While reporting the Good Life Guide story in the October Cigar Aficionado magazine about buying a home espresso machine, I had the opportunity to talk with Giorgio Milos, the master barista at illy, perhaps the world's preeminent producer of espresso. I was happy to find out that Milos does occasionally enjoy a good cigar with a good espresso.

Milos, who began in the coffee business at 15 years of age, won the Italian Barista Championship in 2008. Now 36, Milos is spending this year traveling the United States in hopes of improving the quality of espresso here. Milos has appeared on NBC's Today program and has written about "traditional espresso," stirring up more than a few strong reactions to his criticisms of espresso in the United States.

"The biggest mistake I've seen is an enormous quantity of coffee being used—way too much," Milos wrote. "I'm talking about 20 to 25 grams of coffee for a single espresso shot! It is like making a mojito with half a mint leaf, one ice cube, a few grains of sugar, and a gallon of rum. Undrinkable!" Consensus holds you need about seven grams of coffee, or less than a quarter-ounce.

When we caught up with Milos, the master barista had become somewhat diplomatic in his comments about espresso in the new world and about Starbucks.

Alejandro Benes: What is your favorite coffee drink?
Giorgio Milos:
Oh, my favorite coffee drink is espresso, espresso and espresso every time. I don't really like milk. In the summer, I like to also drink iced espresso.

Q: Lemon peel or no lemon peel?
A:
[Laughs] No, absolutely not. Lemon peel affects the balance. Sometimes lemon peel is used to affect the balance in a very bad cup of coffee. Lemon peel is sour and adds acidity.

Q: So, basically, bad espresso can benefit from a lemon peel, but good espresso does not.
A:
Absolutely not.

Q: How did you get started in the coffee business?
A:
I started 20 years ago in a small, local roaster in Trieste. Trieste is the coffee capital of Italy. My family was involved in the coffee sector and the milk sector. My mother worked for illy 35 years and my father worked for 20 years in the milk company. That's the beginning of my story.
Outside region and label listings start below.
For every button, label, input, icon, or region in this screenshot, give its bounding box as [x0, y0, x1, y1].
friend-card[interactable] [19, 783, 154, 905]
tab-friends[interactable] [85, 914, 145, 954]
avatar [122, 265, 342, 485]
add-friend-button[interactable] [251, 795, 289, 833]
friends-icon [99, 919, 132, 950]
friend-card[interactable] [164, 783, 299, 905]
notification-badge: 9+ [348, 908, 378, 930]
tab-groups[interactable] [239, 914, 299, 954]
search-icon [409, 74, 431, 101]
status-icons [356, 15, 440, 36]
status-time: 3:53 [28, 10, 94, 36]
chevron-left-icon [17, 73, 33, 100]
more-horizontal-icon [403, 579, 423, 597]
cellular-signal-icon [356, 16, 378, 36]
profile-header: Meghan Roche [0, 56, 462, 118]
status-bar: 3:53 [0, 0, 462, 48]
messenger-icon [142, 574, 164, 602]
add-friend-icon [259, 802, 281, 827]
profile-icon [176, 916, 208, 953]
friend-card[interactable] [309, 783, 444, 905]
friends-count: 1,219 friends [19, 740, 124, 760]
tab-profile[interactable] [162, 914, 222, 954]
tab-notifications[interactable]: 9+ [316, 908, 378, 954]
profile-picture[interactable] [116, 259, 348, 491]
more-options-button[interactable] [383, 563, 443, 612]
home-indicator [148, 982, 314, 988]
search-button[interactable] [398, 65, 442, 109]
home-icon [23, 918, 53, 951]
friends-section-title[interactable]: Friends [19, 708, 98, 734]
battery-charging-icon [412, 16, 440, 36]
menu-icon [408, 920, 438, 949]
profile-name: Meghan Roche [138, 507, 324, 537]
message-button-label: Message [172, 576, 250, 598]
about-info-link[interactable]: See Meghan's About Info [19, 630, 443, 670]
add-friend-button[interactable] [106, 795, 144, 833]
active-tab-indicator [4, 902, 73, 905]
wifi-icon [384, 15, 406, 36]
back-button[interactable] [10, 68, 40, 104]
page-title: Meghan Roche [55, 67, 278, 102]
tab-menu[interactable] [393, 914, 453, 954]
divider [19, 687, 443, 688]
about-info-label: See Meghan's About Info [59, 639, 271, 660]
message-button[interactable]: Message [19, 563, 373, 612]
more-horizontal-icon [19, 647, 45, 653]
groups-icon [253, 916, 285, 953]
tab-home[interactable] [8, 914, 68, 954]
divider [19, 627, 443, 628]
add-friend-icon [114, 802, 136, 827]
When my mother retired from illy, I filled her position. It was like a dream for me.

Q: What are you doing now in the United States?
A:
Well, now I am spending 2010 in the U.S. to discuss and demonstrate the authentic Italian way to make espresso and also beverages with espresso. This is absolutely my mission, to spread my knowledge around the country and to train our customers [those selling illy products] how to make better coffee, make better espresso.

Q: What reception have you gotten so far?
A:
I've been in many places—West coast, East coast, Florida. I've met a lot of people who want to know how to make a better espresso.